There seems to be a sense, Ms. Cunningham said, that “pro-environment forces have really strangled business,” but it’s important “to realize that out here the environment is the economy.”
“There have been aspects of the last four years, really the last six years, that have been frustrating for me to see at the town level,” said Mr. Potter, who was a councilman for eight years and served on the planning board for four years before that. A lot of the problems he sees, “stemmed from the fact that the Planning Department has really been taken apart. Affordable housing is at a standstill.” “We’ve got to get back to having a town board that has respect for each other and works effectively on behalf of the town,” Mr. Potter said.
That’s a theme that comes up often among both Democrats and Republicans considering office this year. “East Hampton has a dignified history,” Ms. Burke Gonzalez said yesterday. “I would like to see civility and respect return to Town Hall. . . . I squirm in my seat sometimes when I watch the work sessions. I believe our town deserves better.”

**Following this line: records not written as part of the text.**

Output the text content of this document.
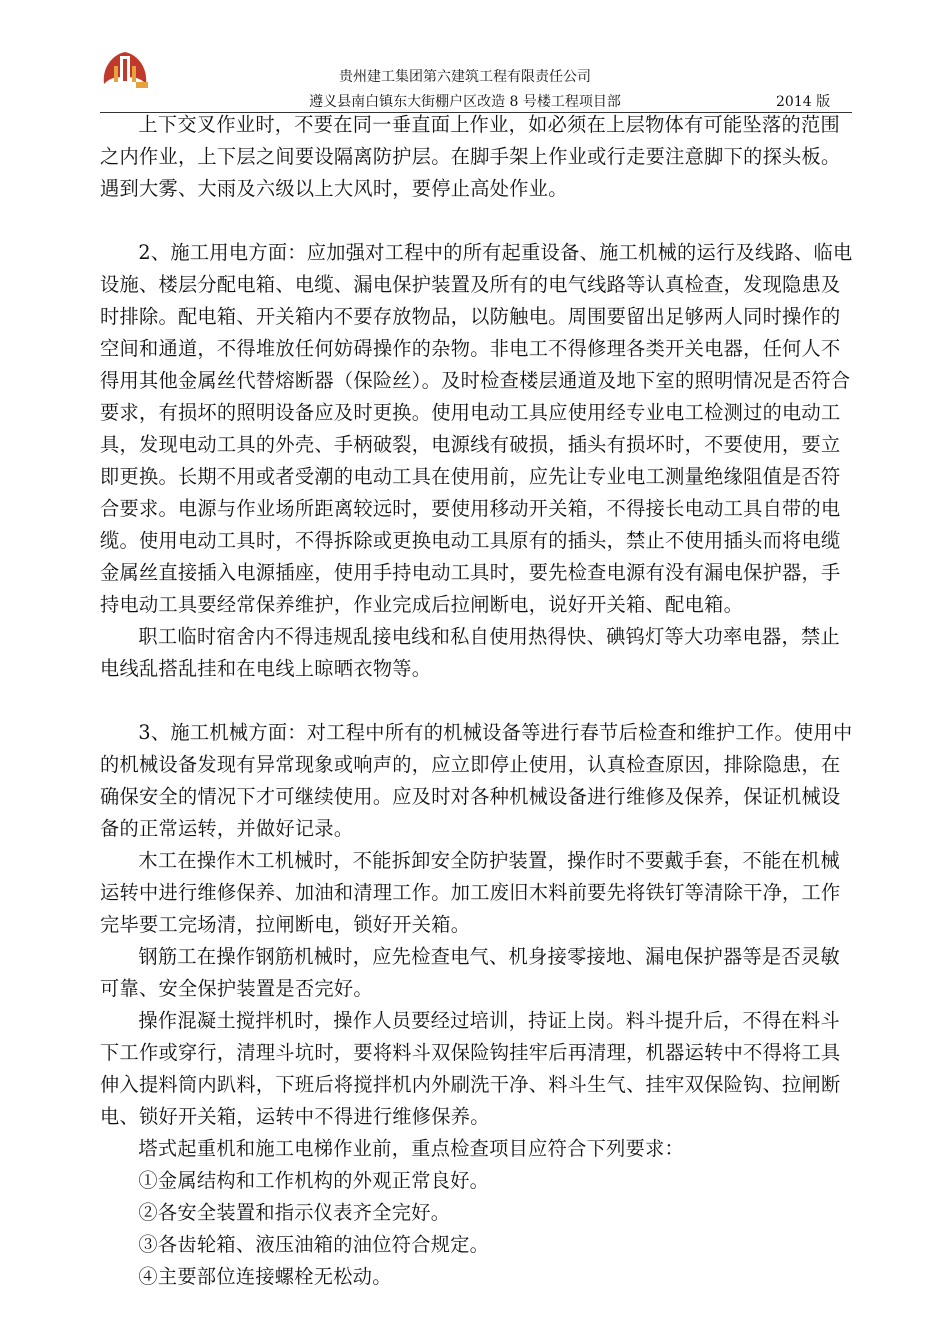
贵州建工集团第六建筑工程有限责任公司
遵义县南白镇东大街棚户区改造 8 号楼工程项目部	2014 版

上下交叉作业时，不要在同一垂直面上作业，如必须在上层物体有可能坠落的范围之内作业，上下层之间要设隔离防护层。在脚手架上作业或行走要注意脚下的探头板。遇到大雾、大雨及六级以上大风时，要停止高处作业。

2、施工用电方面：应加强对工程中的所有起重设备、施工机械的运行及线路、临电设施、楼层分配电箱、电缆、漏电保护装置及所有的电气线路等认真检查，发现隐患及时排除。配电箱、开关箱内不要存放物品，以防触电。周围要留出足够两人同时操作的空间和通道，不得堆放任何妨碍操作的杂物。非电工不得修理各类开关电器，任何人不得用其他金属丝代替熔断器（保险丝）。及时检查楼层通道及地下室的照明情况是否符合要求，有损坏的照明设备应及时更换。使用电动工具应使用经专业电工检测过的电动工具，发现电动工具的外壳、手柄破裂，电源线有破损，插头有损坏时，不要使用，要立即更换。长期不用或者受潮的电动工具在使用前，应先让专业电工测量绝缘阻值是否符合要求。电源与作业场所距离较远时，要使用移动开关箱，不得接长电动工具自带的电缆。使用电动工具时，不得拆除或更换电动工具原有的插头，禁止不使用插头而将电缆金属丝直接插入电源插座，使用手持电动工具时，要先检查电源有没有漏电保护器，手持电动工具要经常保养维护，作业完成后拉闸断电，说好开关箱、配电箱。

职工临时宿舍内不得违规乱接电线和私自使用热得快、碘钨灯等大功率电器，禁止电线乱搭乱挂和在电线上晾晒衣物等。

3、施工机械方面：对工程中所有的机械设备等进行春节后检查和维护工作。使用中的机械设备发现有异常现象或响声的，应立即停止使用，认真检查原因，排除隐患，在确保安全的情况下才可继续使用。应及时对各种机械设备进行维修及保养，保证机械设备的正常运转，并做好记录。

木工在操作木工机械时，不能拆卸安全防护装置，操作时不要戴手套，不能在机械运转中进行维修保养、加油和清理工作。加工废旧木料前要先将铁钉等清除干净，工作完毕要工完场清，拉闸断电，锁好开关箱。

钢筋工在操作钢筋机械时，应先检查电气、机身接零接地、漏电保护器等是否灵敏可靠、安全保护装置是否完好。

操作混凝土搅拌机时，操作人员要经过培训，持证上岗。料斗提升后，不得在料斗下工作或穿行，清理斗坑时，要将料斗双保险钩挂牢后再清理，机器运转中不得将工具伸入提料筒内趴料，下班后将搅拌机内外刷洗干净、料斗生气、挂牢双保险钩、拉闸断电、锁好开关箱，运转中不得进行维修保养。

塔式起重机和施工电梯作业前，重点检查项目应符合下列要求：

①金属结构和工作机构的外观正常良好。

②各安全装置和指示仪表齐全完好。

③各齿轮箱、液压油箱的油位符合规定。

④主要部位连接螺栓无松动。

“Everybody is just watching the current situation and thinking surely we can do better than that,” Ms. Cunningham said.
“A lot of projects have been held up by rancorous argument,” Ms. Frankl said. “I suspect our community is not as divided as our town board has been.”
When he heard Fred Overton had decided to step down as town clerk, Mr. Potter at first thought about running for that post, but town board made more sense, he said, and people he talked to seemed to be interested in seeing him return to his old job. (The G.O.P. selected Mr. Overton to run for councilman, but he may be tapped for the supervisor slot following County Legislator Jay Schneiderman’s decision not to run for East Hampton’s top job.)
Ms. Burke Gonzalez, whose professional background is in advertising, served on the Democratic Committee from 2001 to 2007. She now works part time for Blumenfeld and Fleming Advertising and Design in Montauk and is stepping down from the Springs School Board in June after nine years, the past two as president and the two before that as vice president. By being involved as she is, “I’m setting a tremendous example for my kids about giving back,” she said.
Ms. Cunningham, who has been a strong voice for mitigating airport noise and pollution and regaining local control of East Hampton Airport, has screened before for a councilwoman slot. Just after screening this year, she said, she learned that her name had been on a list of potential candidates included in a poll Mr. Schneiderman commissioned to determine the viability of his town candidacy. “He said Fred came out first and I came in second, but it was a statistical dead heat.”
“I feel very strongly that this is one of those pivotal periods in our community,” Ms. Cunningham said. “The people elected this year are going to shape the character of this community for the next 20 years.”